Comida e sentimentos
Minha relação com a comida e com os sentimentos que brotam a partir disso é antiga. Quando criança, eu adorava observar minha mãe preparar o almoço, de sentir os cheiros que saíam das panelas, de olhar seus movimentos, seu ir e vir. Era meu jeito de me sentir próxima. Nossa relação não se construiu pelos abraços, beijos e olhares afetuosos, mas pelo bolo pão de ló, pelos bifes suculentos, pelo suflê.
Nunca fui cozinheira exímia – ou pelo menos não me sentia assim. Mas essa história mudou quando meus filhos gêmeos, Clara e Lucas, nasceram, em 2009. Eu queria que eles construíssem a mesma relação que eu tinha com a comida; que percebessem ali a nutrição não apenas do corpo, mas também da alma. Então, segui para a cozinha e de prato em prato sentia que algo forte acontecia quando eu preparava o jantar ou fazia um bolo. Era intenso, nascia dentro de mim e queria ganhar mundo. Eu misturava a farinha com os ovos e meus pensamentos se acalmavam; aspirava o aroma intenso do caju virando suco e cenas da minha infância vinham à tona; tirava o suflê de milho do forno e me transportava para a cozinha da minha mãe.
Nutrir corpo e alma
Foi então que entendi que comida não tem só a ver com nutrir o corpo, mas também a alma. É reconhecer no prato do almoço, no bolo, no aroma da carne sendo preparada, amor, afeto, carinho. É a minha comida, mas é também a minha história. Então, hoje, quando as pessoas falam em “cozinha de afeto”, fico com receio desse lugar que tentam coloca-la, do marketing. A cozinha não diz respeito apenas aos ingredientes que estou usando, aos livros e programas que brotam todos os dias prometendo uma maneira de preparar seu alimento de um jeito diferente, as cores dos armários, ao fogão ou a geladeira incríveis. A cozinha de afeto é tão maior que isso.

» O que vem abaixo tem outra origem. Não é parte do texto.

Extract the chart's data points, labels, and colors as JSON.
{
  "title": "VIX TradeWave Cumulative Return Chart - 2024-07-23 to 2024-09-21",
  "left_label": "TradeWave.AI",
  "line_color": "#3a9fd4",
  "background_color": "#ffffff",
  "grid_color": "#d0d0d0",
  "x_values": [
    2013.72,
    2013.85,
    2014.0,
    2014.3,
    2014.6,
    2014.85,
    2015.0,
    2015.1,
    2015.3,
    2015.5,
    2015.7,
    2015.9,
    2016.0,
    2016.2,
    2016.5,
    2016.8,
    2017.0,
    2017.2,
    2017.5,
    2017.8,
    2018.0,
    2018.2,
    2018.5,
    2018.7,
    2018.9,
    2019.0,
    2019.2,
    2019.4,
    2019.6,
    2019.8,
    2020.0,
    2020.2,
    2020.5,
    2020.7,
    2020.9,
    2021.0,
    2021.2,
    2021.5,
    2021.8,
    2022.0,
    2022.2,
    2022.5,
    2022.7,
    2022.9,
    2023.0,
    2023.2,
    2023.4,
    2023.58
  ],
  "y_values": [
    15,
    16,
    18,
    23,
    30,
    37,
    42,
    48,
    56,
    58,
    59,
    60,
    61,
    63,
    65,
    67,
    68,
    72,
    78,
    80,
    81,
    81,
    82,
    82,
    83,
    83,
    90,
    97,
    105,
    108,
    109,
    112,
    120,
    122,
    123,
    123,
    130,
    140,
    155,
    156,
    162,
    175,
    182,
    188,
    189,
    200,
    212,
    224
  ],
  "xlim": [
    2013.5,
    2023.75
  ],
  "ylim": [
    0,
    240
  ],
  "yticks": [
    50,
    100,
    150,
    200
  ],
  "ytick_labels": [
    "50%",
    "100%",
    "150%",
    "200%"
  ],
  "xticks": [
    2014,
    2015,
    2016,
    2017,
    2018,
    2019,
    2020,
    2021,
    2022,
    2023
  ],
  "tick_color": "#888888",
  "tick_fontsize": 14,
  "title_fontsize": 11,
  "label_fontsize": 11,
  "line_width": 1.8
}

Toda vez que cozinho canjica, me transporto para uma viagem que fiz ao Maranhão, ao cheiro da estrada e ao doce que era vendido na beira da rodovia. A paisagem linda, ao namorado que me fazia ver a vida com um colorido antes inexistente. Suflê de milho me remete aos almoços da infância, a cozinha de armários de fórmica verde que estão, até hoje, colorindo o espaço da casa dos meus pais. E isso, independente se estou numa cozinha moderna, retrô, espaçosa ou extremamente pequena, simples e imperfeita. Cozinha de afeto é tudo aquilo que me afeta, que traz, por meio da comida, recordações que fazem parte da minha história, que aquecem meu coração e me lembram quem sou, de onde vim e para onde estou indo.

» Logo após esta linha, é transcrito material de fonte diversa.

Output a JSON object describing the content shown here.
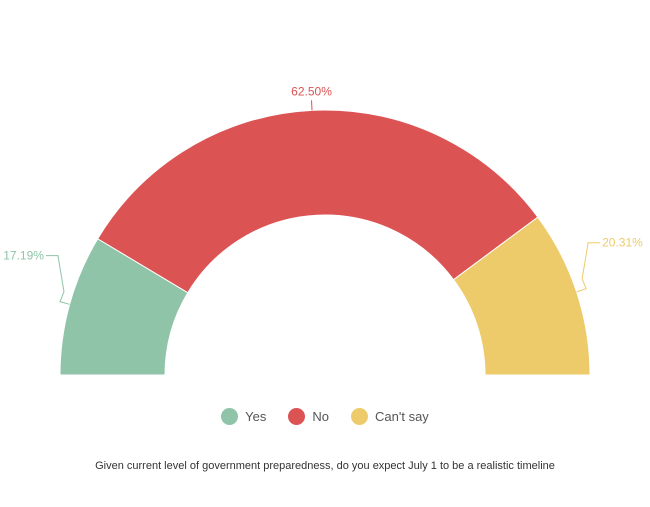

Construa você a sua cozinha de afeto, sem se preocupar tanto com o lugar, a disponibilidade de metros quadrados ou o dinheiro que você não tem para realizar a obra e deixa-la perfeita. É o que você carrega dentro que ocupará este espaço com alma, amor e afeto. Esse é o principal ingrediente. É aquele que sempre esteve com você: suas memórias, sua história. Bonito né? Eu gosto de pensar nisso quando estou cozinhando. É algo que me traz um sentimento imenso de liberdade para ser quem eu sou, dentro da minha cozinha de afetos.